Migranti, Mare Jonio nel Mediterraneo: partita nuova missione

Dopo lo sblocco della Ocean Viking, che sbarcherà i 356 migranti soccorsi a Malta, prima di essere ricollocati, è tornata nel Mediterraneo la Mar Jonio, per la sua quarta missione. Lo annuncia Mediterranea Saving Humans su Facebook, spiegando che ieri al tramonto Mare Jonio ha lasciato il porto di Licata per tornare nel Mediterraneo centrale “a monitorare e denunciare le violazioni dei diritti umani e, laddove ci siano persone in pericolo, a salvare vite”. “La nostra nave è stata sotto sequestro probatorio per più di due mesi dopo avere salvato 30 donne, uomini e bambini a maggio scorso. Restituita al suo equipaggio di mare e di terra, è tornata adesso dove bisogna essere, mentre continuano le notizie di terribili naufragi di persone in fuga dalle bombe della guerra e dalle torture dei campi di detenzione libici”, sottolinea l’organizzazione umanitaria battente bandiera italiana. Il coordinatore di missione è Luca Casarini, poi ci sono 22 membri dell’equipaggio, distribuiti tra Mare Jonio e una barca d’appoggio, che “coprono tutte le funzioni necessarie a garantire la massima efficacia e sicurezza della missione”. Tra questi sono a bordo anche Cecilia Sarti Strada e la scrittrice Caterina Bonvicini.

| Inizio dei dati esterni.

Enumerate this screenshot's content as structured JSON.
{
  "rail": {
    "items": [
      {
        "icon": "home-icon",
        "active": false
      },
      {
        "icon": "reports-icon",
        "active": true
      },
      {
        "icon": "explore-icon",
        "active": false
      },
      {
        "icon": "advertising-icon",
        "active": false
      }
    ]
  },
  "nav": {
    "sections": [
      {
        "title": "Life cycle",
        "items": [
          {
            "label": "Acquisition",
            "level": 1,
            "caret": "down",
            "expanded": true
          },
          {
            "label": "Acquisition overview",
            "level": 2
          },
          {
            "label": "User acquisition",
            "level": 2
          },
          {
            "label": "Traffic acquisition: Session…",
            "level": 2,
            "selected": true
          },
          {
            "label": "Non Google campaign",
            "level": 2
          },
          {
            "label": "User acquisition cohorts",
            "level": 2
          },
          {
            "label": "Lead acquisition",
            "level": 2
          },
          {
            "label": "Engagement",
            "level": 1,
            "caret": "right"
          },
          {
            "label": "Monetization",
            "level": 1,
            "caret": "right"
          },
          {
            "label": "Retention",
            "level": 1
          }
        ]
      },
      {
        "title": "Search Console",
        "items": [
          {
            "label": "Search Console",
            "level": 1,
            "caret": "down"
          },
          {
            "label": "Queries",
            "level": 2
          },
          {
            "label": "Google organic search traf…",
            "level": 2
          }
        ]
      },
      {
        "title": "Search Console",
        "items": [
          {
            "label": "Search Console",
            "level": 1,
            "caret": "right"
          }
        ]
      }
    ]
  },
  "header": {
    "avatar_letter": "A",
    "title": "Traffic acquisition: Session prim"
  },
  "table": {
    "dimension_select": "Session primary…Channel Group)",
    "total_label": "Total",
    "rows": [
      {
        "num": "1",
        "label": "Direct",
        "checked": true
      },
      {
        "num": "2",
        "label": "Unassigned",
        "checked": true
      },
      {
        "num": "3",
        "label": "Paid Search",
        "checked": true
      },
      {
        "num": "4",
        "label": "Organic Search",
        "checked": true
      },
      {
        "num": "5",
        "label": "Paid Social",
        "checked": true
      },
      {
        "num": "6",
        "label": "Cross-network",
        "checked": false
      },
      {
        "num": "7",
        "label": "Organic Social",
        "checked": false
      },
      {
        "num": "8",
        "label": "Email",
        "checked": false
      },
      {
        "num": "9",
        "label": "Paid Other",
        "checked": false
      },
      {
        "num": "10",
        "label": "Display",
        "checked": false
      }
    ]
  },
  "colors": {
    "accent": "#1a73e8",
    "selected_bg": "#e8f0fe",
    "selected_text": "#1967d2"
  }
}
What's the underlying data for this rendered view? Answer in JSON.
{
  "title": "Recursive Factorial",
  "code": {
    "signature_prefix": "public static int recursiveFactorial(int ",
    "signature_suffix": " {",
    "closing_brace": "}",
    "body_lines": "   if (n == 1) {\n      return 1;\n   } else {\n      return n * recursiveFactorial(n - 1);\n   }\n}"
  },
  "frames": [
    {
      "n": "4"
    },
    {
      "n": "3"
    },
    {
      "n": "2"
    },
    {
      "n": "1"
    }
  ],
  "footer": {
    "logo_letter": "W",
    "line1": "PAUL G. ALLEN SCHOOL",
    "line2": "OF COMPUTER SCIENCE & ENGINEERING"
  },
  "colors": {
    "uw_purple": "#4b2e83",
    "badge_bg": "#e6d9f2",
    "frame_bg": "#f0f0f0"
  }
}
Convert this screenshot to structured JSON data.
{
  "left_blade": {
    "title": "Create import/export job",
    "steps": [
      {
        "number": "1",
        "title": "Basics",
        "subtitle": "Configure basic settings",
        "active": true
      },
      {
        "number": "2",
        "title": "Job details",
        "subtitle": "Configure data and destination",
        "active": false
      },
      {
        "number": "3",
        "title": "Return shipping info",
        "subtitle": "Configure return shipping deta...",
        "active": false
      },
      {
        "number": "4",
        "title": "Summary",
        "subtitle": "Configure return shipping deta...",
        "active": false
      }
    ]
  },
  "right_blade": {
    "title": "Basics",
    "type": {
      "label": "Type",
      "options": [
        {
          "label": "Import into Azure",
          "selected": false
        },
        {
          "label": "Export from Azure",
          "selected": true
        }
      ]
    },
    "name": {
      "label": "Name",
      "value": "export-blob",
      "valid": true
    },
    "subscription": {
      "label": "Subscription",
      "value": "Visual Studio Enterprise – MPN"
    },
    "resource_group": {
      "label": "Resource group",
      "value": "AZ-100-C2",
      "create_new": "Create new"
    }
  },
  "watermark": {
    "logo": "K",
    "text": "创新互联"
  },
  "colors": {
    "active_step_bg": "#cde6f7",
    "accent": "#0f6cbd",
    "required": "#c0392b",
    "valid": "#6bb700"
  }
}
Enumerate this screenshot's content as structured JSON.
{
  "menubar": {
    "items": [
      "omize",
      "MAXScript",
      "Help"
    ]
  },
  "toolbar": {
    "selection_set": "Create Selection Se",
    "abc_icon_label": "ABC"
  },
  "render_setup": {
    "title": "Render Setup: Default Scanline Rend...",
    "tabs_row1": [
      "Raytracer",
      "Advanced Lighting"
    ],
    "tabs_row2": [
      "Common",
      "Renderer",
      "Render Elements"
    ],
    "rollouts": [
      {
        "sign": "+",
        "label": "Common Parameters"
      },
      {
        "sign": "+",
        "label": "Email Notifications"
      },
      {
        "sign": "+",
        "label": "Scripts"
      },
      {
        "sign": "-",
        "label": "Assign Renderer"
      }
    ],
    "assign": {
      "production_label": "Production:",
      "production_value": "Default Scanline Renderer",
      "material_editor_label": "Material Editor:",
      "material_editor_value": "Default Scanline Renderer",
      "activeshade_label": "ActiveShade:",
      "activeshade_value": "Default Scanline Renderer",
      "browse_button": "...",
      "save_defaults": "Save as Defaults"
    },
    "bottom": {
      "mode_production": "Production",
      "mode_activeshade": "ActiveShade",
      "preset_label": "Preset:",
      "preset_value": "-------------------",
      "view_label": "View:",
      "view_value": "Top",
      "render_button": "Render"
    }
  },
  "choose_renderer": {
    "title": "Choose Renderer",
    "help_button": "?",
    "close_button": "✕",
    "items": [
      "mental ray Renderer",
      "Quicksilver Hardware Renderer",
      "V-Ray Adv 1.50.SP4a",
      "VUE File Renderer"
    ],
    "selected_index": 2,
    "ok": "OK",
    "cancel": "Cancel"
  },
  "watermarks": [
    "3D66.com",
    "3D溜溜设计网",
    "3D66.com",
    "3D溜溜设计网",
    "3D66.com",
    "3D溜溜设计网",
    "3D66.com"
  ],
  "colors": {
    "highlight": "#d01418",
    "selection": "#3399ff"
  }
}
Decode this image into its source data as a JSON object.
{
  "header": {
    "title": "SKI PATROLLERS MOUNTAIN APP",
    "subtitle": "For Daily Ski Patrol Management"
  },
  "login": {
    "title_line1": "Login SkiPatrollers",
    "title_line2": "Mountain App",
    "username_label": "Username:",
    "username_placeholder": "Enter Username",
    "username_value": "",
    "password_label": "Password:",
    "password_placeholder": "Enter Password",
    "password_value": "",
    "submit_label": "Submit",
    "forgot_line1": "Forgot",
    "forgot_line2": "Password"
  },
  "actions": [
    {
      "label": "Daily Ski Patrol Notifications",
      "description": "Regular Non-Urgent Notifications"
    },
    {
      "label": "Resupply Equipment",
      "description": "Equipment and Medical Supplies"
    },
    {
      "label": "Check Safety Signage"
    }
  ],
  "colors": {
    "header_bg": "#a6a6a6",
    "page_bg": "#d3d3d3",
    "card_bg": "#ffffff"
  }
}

Al fianco di Mare Jonio anche l’Ong Lifeline, che ha deciso di supportare la missione con l’apporto di una ulteriore barca a vela, “nel solco della collaborazione simbolica e materiale che ha visto le navi della società civile europea continuare nonostante tutto a difendere strenuamente il diritto e i diritti contro l’arbitrio e la violenza del potere”. “Questo rimane il nostro faro, la bussola che orienta la nostra azione e che guiderà le scelte che ci troveremo a compiere nei giorni avvenire”, sottolinea Mediterranea, ricordando: “Alle spalle abbiamo tanti mesi difficili, in cui il dimissionario governo italiano ha messo in campo ogni mezzo per fermarci, e in cui con ogni mezzo abbiamo continuato nella nostra missione, anche quando ci siamo ritrovati a portare in salvo 59 profughi di guerra su una barca a vela”. “Abbiamo sempre portato le persone soccorse nel porto sicuro più vicino, che ha coinciso giuridicamente con l’isola di Lampedusa, costretta a diventare frontiera di un mare in guerra e capace di mantenere sempre una straordinaria dignità. Anche a Lampedusa e ai lampedusani va il nostro ringraziamento”, aggiunge, l’organizzazione umanitaria, concludendo: “La speranza, l’umanità, la serenità di essere dalla parte giusta della storia, ci hanno portati fino a qui, insieme”.